その二足竜だが、飛翔と攻撃力に優れた結構な強敵だ。
しかし、注意はしなければならないが、必要以上に恐れる事もない。
クーガーが女魔王だった時、もっと恐ろしいハイドラゴンに跨っていたのでそう怖くはなかったからだ。

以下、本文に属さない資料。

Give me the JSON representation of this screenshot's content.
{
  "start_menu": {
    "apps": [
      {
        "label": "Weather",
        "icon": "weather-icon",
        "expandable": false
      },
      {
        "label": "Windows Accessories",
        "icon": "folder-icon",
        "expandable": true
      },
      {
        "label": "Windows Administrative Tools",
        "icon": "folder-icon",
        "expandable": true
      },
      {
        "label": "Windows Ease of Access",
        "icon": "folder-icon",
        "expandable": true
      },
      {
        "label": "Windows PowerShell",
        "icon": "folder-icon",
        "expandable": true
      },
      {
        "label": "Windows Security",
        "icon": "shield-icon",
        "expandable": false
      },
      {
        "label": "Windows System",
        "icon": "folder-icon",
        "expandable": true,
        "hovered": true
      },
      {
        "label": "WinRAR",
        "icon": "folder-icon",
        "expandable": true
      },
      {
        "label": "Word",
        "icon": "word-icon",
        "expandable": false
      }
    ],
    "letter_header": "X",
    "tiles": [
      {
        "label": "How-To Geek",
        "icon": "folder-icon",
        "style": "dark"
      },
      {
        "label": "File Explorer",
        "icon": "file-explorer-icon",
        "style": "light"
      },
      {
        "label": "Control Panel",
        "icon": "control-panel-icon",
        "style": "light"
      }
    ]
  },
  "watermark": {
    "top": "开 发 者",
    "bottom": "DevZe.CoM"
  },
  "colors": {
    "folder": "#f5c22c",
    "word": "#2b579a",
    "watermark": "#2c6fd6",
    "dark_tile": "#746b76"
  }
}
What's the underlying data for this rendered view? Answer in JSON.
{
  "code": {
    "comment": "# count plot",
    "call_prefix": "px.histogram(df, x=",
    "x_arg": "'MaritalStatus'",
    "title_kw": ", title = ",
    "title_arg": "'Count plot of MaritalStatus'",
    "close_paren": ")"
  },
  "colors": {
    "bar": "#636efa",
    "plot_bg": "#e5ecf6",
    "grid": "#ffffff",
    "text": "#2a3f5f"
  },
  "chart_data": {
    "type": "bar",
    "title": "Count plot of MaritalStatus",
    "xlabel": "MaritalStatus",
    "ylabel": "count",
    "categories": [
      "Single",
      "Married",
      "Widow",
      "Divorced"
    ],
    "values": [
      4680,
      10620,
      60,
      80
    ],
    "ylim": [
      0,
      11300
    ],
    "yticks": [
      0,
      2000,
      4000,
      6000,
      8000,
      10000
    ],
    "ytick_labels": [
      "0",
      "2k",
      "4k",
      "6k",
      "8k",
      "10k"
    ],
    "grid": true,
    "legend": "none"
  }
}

「馬鹿め! 単なる人間が、俺の竜に敵うわけがな……い……え?」
召喚士が勝ち誇ろうとした瞬間……思わず言葉を飲み込んだ。
俺が一歩近付くと、同じだけ二足竜が下がっている。
クーガーのハイドラゴンが、俺のひと睨みでびびった時と一緒だ。
そう、使ったのはお馴染み戦慄のスキル。
『魔王のひと睨み』と同じ効果がある。
相手は恐れおののく。
下手をすると、身体が硬直し麻痺してしまう。
やはり効果は絶大。
目の前の二足竜は明らかに怯えていた。
「旦那様ぁ! 尻尾の毒針にだけは気をつけてねぇ!」
「あいよっ!」
戦いの最中とも思えない、のんびりした会話。
二足竜は、俺が見せた唯一の隙だと感じたらしい。
チャンスとばかりに、いきなり襲い掛かって来たのである。
「よっ」
だが、そんなのは想定済み。
俺はあっさり攻撃を躱すと、手刀を振るう。
すぱ~ん!
魔力を込めた俺の手刀は、鋭い刃だ。
これも、天界拳を修めた効用。
創世神様と管理神様、そしてクッカにも感謝だ。
俺の手刀により乾いた音がして、二足竜の尻尾の先端があっさりと切り落とされた。
あぎゃおおおおっ!
湧き上がる悲鳴。
俺は、痛みに悶え苦しむ二足竜の腹へ、構わず拳を突き入れる。
血の塊を吐いた二足竜は呆気なく気絶して倒れてしまう。
「ば、馬鹿なっ」
起き上がれず、ぴくぴく痙攣している二足竜に俺は無造作に跨った。
拳を振るう。
顔、めがけて。
どっこん! どっこん! どっこん!
既に二足竜は息絶えた。
後は、不死者にならないよう、葬送魔法で処理するだけだ。
「ああ、私の二足竜がぁ! 容赦なくマウントされてるぅ!」
頭を抱える召喚士が背後から肩をポンと叩かれた。
クーガーである。
「あのさ、あんた達はこの案件の前に、別の場所で悪事を働いただろう?」
「な、何!?」
「発せられるどす黒い魔力波で分かるんだよ、私にはね……あんた、この竜を使って女子供を含めた100人以上罪もない人達を殺しているみたいだね。じゃあ因果応報、むごたらしく殺されても文句は言えないね~」
「ひひひ、ひえ~」
クーガーがにやりと冷たく笑い、召喚士を含む傭兵達は残らずこの世からサヨナラしたのであった。